Credit Suisse executives axed after Greensill and Archegos scandals


Credit Suisse in crisis: Top executives axed and bonuses withdrawn as bank dives into the red after Greensill and Archegos disasters

Top executives have been fired and bonuses slashed at Credit Suisse as the bank reels from twin crises at two rogue clients.

The European lending giant slumped to a £690million loss in the first quarter of the year following scandals at Archegos and Greensill Capital.

Credit Suisse provided prime broking and financial services to hedge fund Archegos, which blew up last month after bets it made on stocks unravelled.

Credit Suisse's chief risk and compliance officer Lara Warner (pictured) and the investment bank head Brian Chin have both been axed

Credit Suisse’s chief risk and compliance officer Lara Warner (pictured) and the investment bank head Brian Chin have both been axed

The Swiss bank was also left heavily exposed to lender Greensill, which was founded by controversial Australian businessman Lex Greensill and advised by David Cameron but collapsed in early March.

Credit Suisse said it would lose £3.4billion from Archegos but has not yet put a figure on Greensill – meaning there could be further pain to come.

As a result the bank’s senior executives have had their bonuses for the year withdrawn, while outgoing chairman Urs Rohner waived his £1.1million fee.

Chief risk and compliance officer Lara Warner and the investment bank head Brian Chin have both been axed.

Both were key allies of chief executive Thomas Gottstein, who took over from Tidjane Thiam in February last year but could find himself in the firing line when outgoing Lloyds boss Antonio Horta-Osorio takes over as Credit Suisse chairman next month with a major clean-up job on his hands.

Gottstein said: ‘The significant loss relating to the failure of a US-based hedge fund is unacceptable.’ He added: ‘In combination with the recent issues around the supply chain finance funds, I recognise that these cases have caused significant concern amongst all our stakeholders.

‘Serious lessons will be learned.
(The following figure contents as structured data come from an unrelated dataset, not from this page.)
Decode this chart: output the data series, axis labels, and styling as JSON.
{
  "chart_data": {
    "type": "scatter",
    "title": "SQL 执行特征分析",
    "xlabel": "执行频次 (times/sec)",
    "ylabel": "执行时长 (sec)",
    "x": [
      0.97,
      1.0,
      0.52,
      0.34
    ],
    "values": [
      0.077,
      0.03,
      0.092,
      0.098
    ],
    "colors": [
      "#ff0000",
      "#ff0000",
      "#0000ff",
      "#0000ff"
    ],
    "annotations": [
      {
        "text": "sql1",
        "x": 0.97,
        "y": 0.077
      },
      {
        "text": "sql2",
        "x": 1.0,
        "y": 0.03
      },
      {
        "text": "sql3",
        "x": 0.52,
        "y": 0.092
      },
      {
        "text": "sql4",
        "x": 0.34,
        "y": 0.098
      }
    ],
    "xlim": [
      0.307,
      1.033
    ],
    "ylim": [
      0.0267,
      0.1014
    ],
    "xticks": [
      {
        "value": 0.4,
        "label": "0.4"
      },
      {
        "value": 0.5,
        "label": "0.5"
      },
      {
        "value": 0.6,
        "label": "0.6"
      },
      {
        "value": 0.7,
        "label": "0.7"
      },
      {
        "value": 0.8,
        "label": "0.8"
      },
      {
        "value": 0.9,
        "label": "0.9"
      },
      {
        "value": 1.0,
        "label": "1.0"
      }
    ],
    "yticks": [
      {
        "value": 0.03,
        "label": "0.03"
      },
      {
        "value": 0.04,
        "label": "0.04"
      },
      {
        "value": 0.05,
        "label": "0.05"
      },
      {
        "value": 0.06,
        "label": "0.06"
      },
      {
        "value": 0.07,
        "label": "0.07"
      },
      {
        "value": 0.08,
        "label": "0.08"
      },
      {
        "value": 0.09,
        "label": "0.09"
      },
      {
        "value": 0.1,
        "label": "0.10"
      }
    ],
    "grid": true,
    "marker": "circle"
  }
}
Credit Suisse remains a formidable institution with a rich history.’

The departures of Warner and Chin are a serious embarrassment for the bank and Gottstein as the board continues to investigate what went wrong.
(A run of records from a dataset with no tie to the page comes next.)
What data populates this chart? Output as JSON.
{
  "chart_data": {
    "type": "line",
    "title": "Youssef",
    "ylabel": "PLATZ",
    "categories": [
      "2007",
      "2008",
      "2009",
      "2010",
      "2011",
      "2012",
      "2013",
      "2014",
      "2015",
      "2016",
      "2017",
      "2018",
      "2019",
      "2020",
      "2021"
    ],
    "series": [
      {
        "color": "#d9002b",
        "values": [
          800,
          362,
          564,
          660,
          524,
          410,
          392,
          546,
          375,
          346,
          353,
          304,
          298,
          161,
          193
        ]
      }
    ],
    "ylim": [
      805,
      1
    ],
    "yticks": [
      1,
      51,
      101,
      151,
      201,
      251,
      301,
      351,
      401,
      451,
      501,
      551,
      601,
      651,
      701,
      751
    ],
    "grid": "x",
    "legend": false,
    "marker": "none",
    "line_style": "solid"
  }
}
Many have pointed the finger at Warner who was responsible for analysing the risk of both Archegos and Greensill and who was personally involved in signing off on a loan to Lex Greensill in October.

The collapse of Greensill has proved highly embarrassing for Cameron who became an adviser to the company in 2018 and received share options that could have been worth millions of pounds – but are now worth nothing.

Greensill was also the main financial backer of Liberty Steel owner GFG Alliance, the sprawling business empire of Sanjeev Gupta.

There are now concerns about the future of Liberty Steel, which has 3,000 staff at plants across the UK.

Warner’s demise will have sent ripples through compliance departments at bank’s across the globe.

Warner was highly thought of at Credit Suisse, having worked her way up from a role as analyst when she joined from Lehman Brothers in 2002.

The dual Australian and US national was a close confidante of former boss Thiam and under him she moved from New York to Zurich for the top compliance job in 2015.

She was promoted again by Gottstein last summer when the risk and compliance departments were combined.

Likewise, Chin also benefited from Gottstein’s reshuffle and was promoted from his jobs as head of global markets to lead the investment bank.

Question marks have now been raised over Gottstein himself and his ability to judge character after he promoted them both. 

There are suggestions that Horta-Osorio may look elsewhere for a trusted lieutenant to clean up the bank. 

One bank analyst said: ‘I wouldn’t be surprised. Antonio has a reputation and will want to make an impact straight away. This is a big blow-up that has cost the bank billions.’

The analyst added that Horta-Osorio has a mammoth job if he is to turn around a bank that has been in disarray for some years.

Thiam was ousted in the wake of a saga involving corporate espionage that sent shock waves through Switzerland’s famously discreet banking community.

He resigned after losing a boardroom battle that erupted when the bank admitted to having hired private detectives to spy on former staff.